Aerex / reminiscence

Self-Hosted Bookmark And Archive Manager

Geek Repo:Geek Repo

Github PK Tool:Github PK Tool

Reminiscence

Self-hosted Bookmark and Archive manager

Table of Contents

Features

  • Bookmark links and edit its metadata (like title, tags, summary) via web-interface.

  • Archive links content in HTML, PDF or full-page PNG format.

  • Automatic archival of links to non-html content like pdf, jpg, txt etc..

    i.e. Bookmarking links to pdf, jpg etc.. via web-interface will automatically save those files on server.

  • Supports archival of media elements of a web-page using third party download managers.

  • Directory based categorization of bookmarks

  • Automatic tagging of HTML links.

  • Automatic summarization of HTML content.

  • Special readability mode.

  • Search bookmarks according to url, title, tags or summary.

  • Supports multiple user accounts.

  • Supports public and group directory for every user.

  • Upload any file from web-interface for archieving.

  • Easy to use admin interface for managing multiple users.

  • Import bookmarks from Netscape Bookmark HTML file format.

  • Supports streaming of archived media elements.

Installation

  1. First make sure that python 3.5.2+ (recommended version is 3.6.5+) is installed on system and install following packages using native package manager.

     1. virtualenv
    
     2. wkhtmltopdf (for html to pdf/png conversion)
    
     3. redis-server (optional)
    
     4. chromium (optional from v0.2+)
    
  2. Installation of above dependencies in Arch or Arch based distros

     $ sudo pacman -S python-virtualenv wkhtmltopdf redis chromium
    
  3. Installation of above dependencies in Debian or Ubuntu based distros

     $ sudo apt install virtualenv wkhtmltopdf redis-server chromium-browser
    

Note: Name of above dependencies may change depending on distro or OS, so install accordingly. Once above dependencies are installed, execute following commands, which are distro/platform independent.

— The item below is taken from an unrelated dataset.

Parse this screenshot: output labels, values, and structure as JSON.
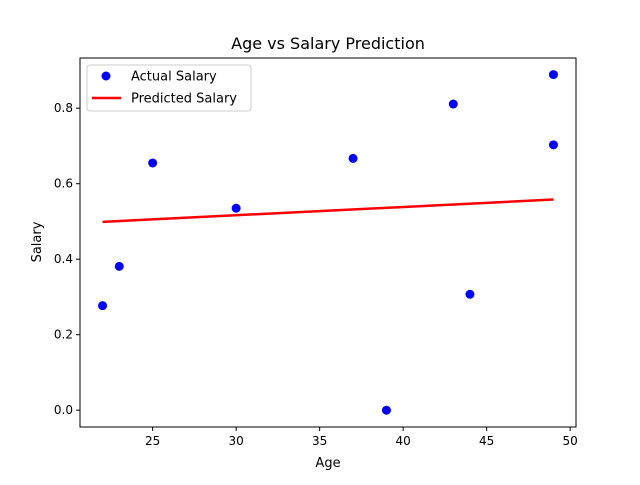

Now execute following commands in terminal.

$ mkdir reminiscence

$ cd reminiscence

$ virtualenv -p python3 venv

$ source venv/bin/activate

$ cd venv

$ git clone https://github.com/kanishka-linux/reminiscence.git

$ cd reminiscence

$ pip install -r requirements.txt

$ mkdir logs archive tmp

$ python manage.py generatesecretkey

$ python manage.py nltkdownload

$ python manage.py migrate

$ python manage.py createsuperuser

$ python manage.py runserver 127.0.0.1:8000 

open 127.0.0.1:8000 using any browser, login and start adding links

**Note:** replace localhost address with local ip address of your server
        
          to access web-interface from anywhere on the local network

Admin interface available at: /admin/

Setting up Celery (optional):

  1. Generating PDFs and PNGs are resource intesive and time consuming. We can delegate these tasks to celery, in order to execute them in the background.

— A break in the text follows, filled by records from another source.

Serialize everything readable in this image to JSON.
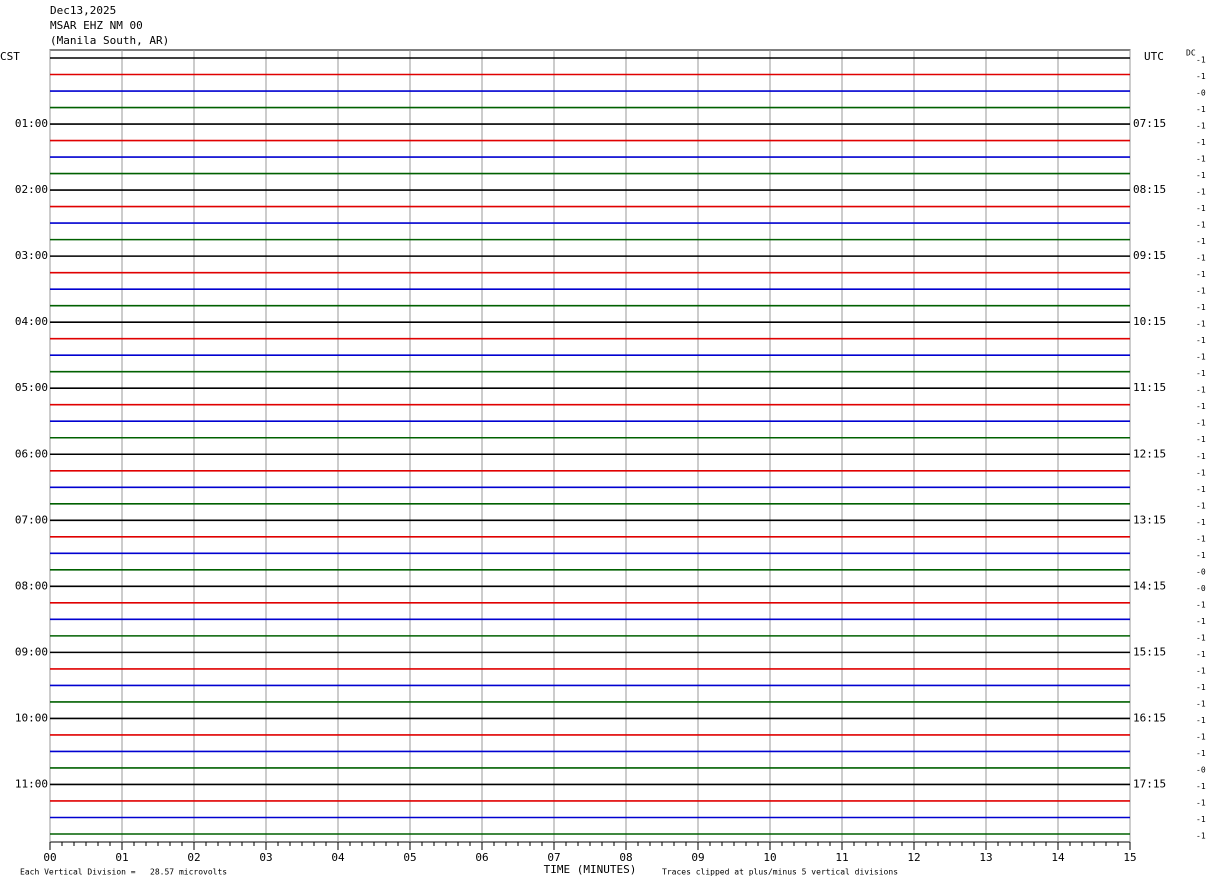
{
  "header": {
    "date": "Dec13,2025",
    "station": "MSAR EHZ NM 00",
    "location": "(Manila South, AR)"
  },
  "left_label": "CST",
  "right_label": "UTC",
  "dc_label": "DC",
  "cst_times": [
    "01:00",
    "02:00",
    "03:00",
    "04:00",
    "05:00",
    "06:00",
    "07:00",
    "08:00",
    "09:00",
    "10:00",
    "11:00"
  ],
  "utc_times": [
    "07:15",
    "08:15",
    "09:15",
    "10:15",
    "11:15",
    "12:15",
    "13:15",
    "14:15",
    "15:15",
    "16:15",
    "17:15"
  ],
  "dc_offsets": [
    "-1",
    "-1",
    "-0",
    "-1",
    "-1",
    "-1",
    "-1",
    "-1",
    "-1",
    "-1",
    "-1",
    "-1",
    "-1",
    "-1",
    "-1",
    "-1",
    "-1",
    "-1",
    "-1",
    "-1",
    "-1",
    "-1",
    "-1",
    "-1",
    "-1",
    "-1",
    "-1",
    "-1",
    "-1",
    "-1",
    "-1",
    "-0",
    "-0",
    "-1",
    "-1",
    "-1",
    "-1",
    "-1",
    "-1",
    "-1",
    "-1",
    "-1",
    "-1",
    "-0",
    "-1",
    "-1",
    "-1",
    "-1"
  ],
  "trace_colors": [
    "#000000",
    "#e00000",
    "#0000d0",
    "#006000"
  ],
  "x_axis": {
    "title": "TIME (MINUTES)",
    "ticks": [
      "00",
      "01",
      "02",
      "03",
      "04",
      "05",
      "06",
      "07",
      "08",
      "09",
      "10",
      "11",
      "12",
      "13",
      "14",
      "15"
    ]
  },
  "footer": {
    "division": "Each Vertical Division =   28.57 microvolts",
    "clip": "Traces clipped at plus/minus 5 vertical divisions"
  }
}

     Edit reminiscence/settings.py file and set USE_CELERY = True
    
  2. Now open another terminal in the same topmost project directory and execute following commands:

     $ cd venv
    
     $ source bin/activate
    
     $ cd venv/reminiscence
    
     $ celery -A reminiscence worker --loglevel=info
    
  3. launch redis-server from another terminal

     $ redis-server
    

Using Docker

Using docker is convenient compared to normal installation method described above. It will take care of configuration and setting up of gunicorn, nginx and also postgresql database. (Setting and running up these three things can be a bit cumbersome, if done manually, which is described below in separate section.) It will also automatically download headless version of wkhtmltopdf from official github repository (Since, many distros do not package wkhtmltopdf with headless feature) and nltk data set, apart from installing python based dependencies.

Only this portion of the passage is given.